For those of you who are elderly or disabled and travel north for the summer, let this be a cautionary tale. Recently, I experienced a new awareness of the continuing disconnect that exists the between the “able” world, in which the majority of the population live, and the “disabled” community.
There are a billion — that’s right, one billion with a “b” — fellow travelers on this planet Earth who have some form of disability.
Great advances in accommodations and accessibility have arisen from the Americans with Disabilities Act of 1990. However, since my wife recently experienced a temporary disability this summer, as her caregiver, I now know firsthand that much more must be done.
In July, we visited a theater in Pittsfield, Massachusetts, called Barrington Stage. We’ve been there in the past, but failed to notice the theater has no elevator.
On previous visits, we were “able” to climb the multiple staircases to the mezzanine, so it was not an issue.
Now, given my wife’s changed circumstances, I recall past visits, seeing many elderly, if not disabled, audience members having severe trouble navigating the stairs to the mezzanine.
Given that the majority of their audience falls into the elderly demographic, this would seem to be especially inappropriate. Floridians finding themselves in a similar age group can certainly relate.
It’s hard for me to fathom that my wife and I were the only ones (think theater management) who noticed those out of breath and unsteady theatergoers finally reaching their seats on high.

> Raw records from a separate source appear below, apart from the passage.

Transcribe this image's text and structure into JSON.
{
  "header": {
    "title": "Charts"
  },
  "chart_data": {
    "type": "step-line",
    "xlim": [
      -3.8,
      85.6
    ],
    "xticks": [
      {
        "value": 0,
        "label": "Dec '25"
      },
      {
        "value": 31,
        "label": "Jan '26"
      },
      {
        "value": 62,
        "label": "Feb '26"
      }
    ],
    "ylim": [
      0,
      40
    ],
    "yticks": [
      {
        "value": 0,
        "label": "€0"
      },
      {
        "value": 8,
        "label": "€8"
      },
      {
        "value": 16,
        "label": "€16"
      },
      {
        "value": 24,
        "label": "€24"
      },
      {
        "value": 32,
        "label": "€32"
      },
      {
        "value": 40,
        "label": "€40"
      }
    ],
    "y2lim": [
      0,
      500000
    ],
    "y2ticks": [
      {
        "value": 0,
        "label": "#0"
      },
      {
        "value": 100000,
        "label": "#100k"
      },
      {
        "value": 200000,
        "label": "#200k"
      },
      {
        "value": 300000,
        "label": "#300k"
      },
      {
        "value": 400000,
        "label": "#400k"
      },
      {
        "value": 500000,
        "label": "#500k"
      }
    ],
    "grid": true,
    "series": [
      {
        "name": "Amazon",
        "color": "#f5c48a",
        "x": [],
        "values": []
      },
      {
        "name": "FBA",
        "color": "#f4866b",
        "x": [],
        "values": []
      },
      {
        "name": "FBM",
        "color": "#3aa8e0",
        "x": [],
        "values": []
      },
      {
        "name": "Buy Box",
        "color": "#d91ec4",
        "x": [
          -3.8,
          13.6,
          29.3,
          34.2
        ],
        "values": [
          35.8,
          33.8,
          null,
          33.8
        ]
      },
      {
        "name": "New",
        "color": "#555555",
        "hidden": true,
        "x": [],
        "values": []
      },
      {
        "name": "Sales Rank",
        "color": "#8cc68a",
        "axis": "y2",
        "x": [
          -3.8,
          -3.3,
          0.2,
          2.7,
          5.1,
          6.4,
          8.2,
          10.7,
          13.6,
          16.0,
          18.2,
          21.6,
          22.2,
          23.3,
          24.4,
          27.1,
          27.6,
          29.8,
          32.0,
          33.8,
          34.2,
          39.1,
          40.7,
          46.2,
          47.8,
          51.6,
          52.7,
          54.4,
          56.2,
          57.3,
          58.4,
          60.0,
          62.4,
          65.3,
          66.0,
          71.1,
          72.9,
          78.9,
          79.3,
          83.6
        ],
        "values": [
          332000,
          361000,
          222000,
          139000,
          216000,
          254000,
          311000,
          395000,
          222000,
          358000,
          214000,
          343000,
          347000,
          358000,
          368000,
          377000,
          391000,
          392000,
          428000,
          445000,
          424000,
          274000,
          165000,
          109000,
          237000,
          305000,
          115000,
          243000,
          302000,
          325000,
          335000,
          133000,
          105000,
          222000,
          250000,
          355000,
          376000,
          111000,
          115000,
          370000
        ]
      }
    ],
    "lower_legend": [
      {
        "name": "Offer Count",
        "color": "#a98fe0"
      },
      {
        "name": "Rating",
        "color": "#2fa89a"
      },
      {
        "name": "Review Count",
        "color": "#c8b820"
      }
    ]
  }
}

Obviously, the solution is to sit downstairs in the orchestra WHEN or IF tickets are available there. What happens, however, when they are not? That was my experience recently when trying to purchase tickets for an especially in-demand production.
The orchestra seats were sold out, but available that morning were half-price, day-of-sale tickets.
Good, right? Wrong.
All those seats were in the mezzanine. I anticipated a problem, but honestly expected to broker a sensible solution.
First, I spoke to a manager, by phone, at the site of purchase, to make what I considered to be a reasonable request. Couldn’t she simply put a chair of any kind downstairs at the rear of the orchestra (or anywhere) so my wife did not have to (which she wasn’t able to) traverse the long staircase upstairs?
I was told no, “sorry, but no.”
I tried again by phone, through a very courteous ticket agent, to reiterate the request to someone who I was told was a different manager.
The answer, again, was no.
This is disturbing on a number of levels: (1) Barrington Stage prides itself (or so they say) on making theater available to everyone; (2) I’m assuming that, like most arts groups, Barrington Stage receives some level of federal or state funding, which means that they should fall under ADA rules. Even IF they don’t, there is an ethical, if not legal, responsibility to address the above issue.
Their failure to do so is especially disappointing, in light of the fact that THREE other cultural groups in the area all assisted my wife with seating, without even being asked.
Ironically, in a different theater, only 20 miles further in Williamstown, the play being performed, “Cost of Living,” centers on how the larger culture interacts with the disabled community. Those who run Barrington Stage should see it; the experience could help make them aware of what I saw: the consequences of what happens when those who are “able” are intransigent toward those who are not.
My wife’s disability is, as I said, temporary. I can only imagine how those whose disabilities are permanent navigate similar scenarios each and every day of their lives.
Since initially writing this as a “Letter to the Editor” to the local newspaper — “The Berkshire Eagle” — I received a response that they wouldn’t print it.
Why? Because it wouldn’t be “fair” to the theater.
The paper apparently reached out to the theater’s management, who responded they couldn’t put in one extra chair because it would violate a fire law, and they could be fined.
My response: That’s a specious argument. I disagree. ONE chair makes a fire violation? Come on. What they did was an ethical violation, if not a legal one.
In addition, I also believe that, from a journalistic perspective, you have not done due diligence. Why don’t they have an elevator? Do they accept federal funds? (They do.)
As noted in a 2014 news release: “Barrington Stage Company receives $10,000 Art Works Grant from National Endowment for the Arts (NEA) in support of Dancing Lessons, a world premiere by Mark St. Germain.”
With that said, do they fall under ADA regulations/laws? Good question. Why not ask it?
There’s a story here, Berkshire Eagle. You missed it. You especially missed the larger issue contained within my attempt to broker a broader conversation. Why can other arts groups do the right thing without even being asked? Aren’t they subject to the same “fire laws?”
They’re not off the hook and neither are you, regarding your responsibility to broker that conversation. If the discussion (that’s what journalism is about, correct?) led to the conclusion you’ve reached OR your own research did so, then that’s fair.
Taking their word for it is not.
I appreciate, as I hope Berkshire Eagle readers do, that there are avenues other than mainstream media through which to broker discussion.
One of the most important issues to discuss is how we treat — or, in some cases, mistreat — those who do not enjoy all the privileges of good health so many of us take for granted.
Dr. Tony Silvia is an author, lecturer and professor of journalism and media studies at the University of South Florida St. Petersburg. His most recent book is “Robert Pierpoint: A Life at CBS News.”